Outstanding working class leader Frank Keeney, president of U.M.W.A. District 17, is acquitted of murder in a trial stemming from West Virginia’s 1921 Battle of Blair Mountain.
‘Keeney Freed in West Virginia Murder Trial’ from the New Leader. Vol. 1 No. 10. March 22, 1924.
Conspiracy Charge Collapses and Mine Leader Exposes Feudalism in His State.
Fayetteville, W. Va. C. Frank Keeney, president of District 17, United Mine Workers of America, was found not guilty of being accessory to murder by a Circuit Court jury.
The indictments against the union chief grew out of the march of armed men from the union coal fields of the State to the nonunion Logan County field in 1921. The accessory charge was lodged in connection with the death of John Gore, a Logan deputy sheriff, who was killed during the fighting on Blair Mountain. Five weeks were required to hear the evidence in the case.

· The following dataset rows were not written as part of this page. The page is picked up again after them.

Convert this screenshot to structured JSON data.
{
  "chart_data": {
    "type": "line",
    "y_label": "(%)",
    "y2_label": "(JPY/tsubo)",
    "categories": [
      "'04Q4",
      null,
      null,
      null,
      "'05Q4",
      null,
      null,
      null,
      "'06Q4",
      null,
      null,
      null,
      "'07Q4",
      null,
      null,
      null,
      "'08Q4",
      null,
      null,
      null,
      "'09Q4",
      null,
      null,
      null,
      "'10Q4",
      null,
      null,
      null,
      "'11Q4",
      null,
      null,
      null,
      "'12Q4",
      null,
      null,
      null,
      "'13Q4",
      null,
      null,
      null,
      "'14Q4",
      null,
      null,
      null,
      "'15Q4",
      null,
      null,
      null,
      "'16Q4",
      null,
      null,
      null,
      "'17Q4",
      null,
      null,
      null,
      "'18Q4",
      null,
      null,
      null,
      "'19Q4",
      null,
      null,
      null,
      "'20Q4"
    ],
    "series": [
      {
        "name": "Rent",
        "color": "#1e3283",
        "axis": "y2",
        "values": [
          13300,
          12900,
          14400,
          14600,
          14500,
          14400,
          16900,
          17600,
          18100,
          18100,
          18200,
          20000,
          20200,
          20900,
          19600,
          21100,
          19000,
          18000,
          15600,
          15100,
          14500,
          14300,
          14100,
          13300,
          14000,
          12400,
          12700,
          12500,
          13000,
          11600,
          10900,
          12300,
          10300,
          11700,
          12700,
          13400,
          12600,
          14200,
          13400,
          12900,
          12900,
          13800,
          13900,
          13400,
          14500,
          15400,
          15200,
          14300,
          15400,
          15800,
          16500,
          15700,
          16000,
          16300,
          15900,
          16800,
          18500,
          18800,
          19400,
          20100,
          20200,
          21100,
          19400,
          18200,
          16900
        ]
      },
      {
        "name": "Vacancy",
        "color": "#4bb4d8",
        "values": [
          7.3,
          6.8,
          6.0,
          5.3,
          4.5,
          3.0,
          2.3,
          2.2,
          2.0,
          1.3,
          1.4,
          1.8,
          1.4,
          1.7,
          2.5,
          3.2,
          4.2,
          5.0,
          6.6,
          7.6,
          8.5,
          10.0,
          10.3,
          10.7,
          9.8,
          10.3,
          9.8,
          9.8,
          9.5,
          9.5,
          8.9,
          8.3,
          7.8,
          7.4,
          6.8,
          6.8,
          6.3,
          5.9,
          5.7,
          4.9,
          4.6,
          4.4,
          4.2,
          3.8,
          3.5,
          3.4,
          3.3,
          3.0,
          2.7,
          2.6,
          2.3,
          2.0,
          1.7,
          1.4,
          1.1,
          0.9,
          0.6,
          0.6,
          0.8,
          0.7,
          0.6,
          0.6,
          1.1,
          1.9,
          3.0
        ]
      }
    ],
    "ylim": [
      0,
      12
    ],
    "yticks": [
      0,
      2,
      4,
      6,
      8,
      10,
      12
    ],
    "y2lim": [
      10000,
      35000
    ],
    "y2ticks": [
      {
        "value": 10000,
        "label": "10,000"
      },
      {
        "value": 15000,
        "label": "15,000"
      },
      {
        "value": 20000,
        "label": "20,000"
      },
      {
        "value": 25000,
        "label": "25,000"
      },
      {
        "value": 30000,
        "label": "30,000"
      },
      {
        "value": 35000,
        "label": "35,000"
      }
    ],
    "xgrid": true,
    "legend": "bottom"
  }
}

The main issue in the trial was whether Keeney and other union officials encouraged and assisted in bringing about the march, as claimed by the prosecution, or whether it was a purely spontaneous action of men in the coal fields enraged by what they believed was persecution of union miners.
The acquittal of Keeney marks the end of one of the most remarkable trials in all labor history. Ably defended by Harold W. Houston, veteran Socialist lawyer, Keeney made the witness stand a forum to expose the iniquities of corporation ruled West Virginia.
During the trial, Keeney wrote a letter to Arthur W. Page, editor of the World’s Work, replying to an article in a recent issue of that magazine, “Must Murder be the Price of Coal?” Keeney compared conditions in the coal fields of southern West Virginia to feudalism, and charged the existence of a “gigantic conspiracy of non-union operators to own and control the Government of the State, and through seizure and misuse of its powers to drive the United Mine Workers from the State.”
The non-union fields are said by Keeney to be “seeking to precipitate strikes and disorder in the unionized, fields this spring, and as aiming to prevent harmonious relation between the union and the mine operators who employ unionized workers.
“There has been violence and lawlessness in West Virginia,” he says, “but to attempt to put the full responsibility for it upon the shoulders of the United Mine Workers, and to grant a clean bill of health to the coal corporations with their armies of gunmen, mine guards and special deputies is to ridicule and deride the known facts and actual conditions.
“An attempt to discuss the Paint Creek and Cabin Creek strikes and yet neglect to mention the infamous armored train-box cars lined with boiler plate which, without lights or signals prowled through the mining camps during the night and poured machine gun volleys through portholes into the tent colonies of workers and their families, is to overlook the cause of more than three-fourths of the violence and bitter feeling in that struggle.” Keeney specifically denies the existence “of a conspiracy in the central competitive field to unionize the coal mines of West Virginia,” and the allegation that “the miners’ union expended $2,557,000 in one single unionization campaign in Mingo county.
“The non-union fields of West Virginia are now the one guarantee that the nation shall have at least partial coal supply during strikes,” Keeney says.
“On the other hand,” he contends, “the basic and fundamental evil of the coal industry as a whole is that the non-unionized producing fields do not, and will not respect the agreements entered into by the miners’ union with the unionized operators.”
Elaborating upon this last point, Keeney says that “it is a well-known fact, as indicated by recent utterances of Secretary of Commerce Hoover, that there has been widespread hope and considerable effort among non-union operators this winter to the end that no wage agreement be made in the scale conference at Jacksonville, Fla.
“These operators,” Keeney says, “wanted the orgy of profits that have come to them in former shut-downs of unionized mines.
“It has been recognized generally by both Government officials and men in the coal industry that a strike of the miners would not take place this spring unless the plot of a certain element of operators to bring it about was successful.”
New Leader was the most important Socialist Party-aligned paper from much of the 1920s and 1930s. Begun in 1924 after the S.P. created the Conference for Progressive Political Action, it was edited by James Oneal. With Oneal, and William M. Feigenbaum as manager, the paper hosted such historic Party figures as Debs, Abraham Cahan, Lena Morrow Lewis, Isaac Hourwich, John Work, Algernon Lee, Morris Hillquit, and new-comers like Norman Thomas. Published weekly in New York City, the paper followed Oneal’s constructivist Marxism and political anti-Communism. The paper would move to the right in the mid 30s and become the voice of the ‘Old Guard’ of the S.P. After Oneal retired in 1940, the paper became a liberal anti-communist paper under editor Sol Levitas. However, in the 1920s and for much of the 1930s the paper contained a gold mine of information about the Party, its activities, and most importantly for labor historians, its insiders coverage of the union movement in a crucial period.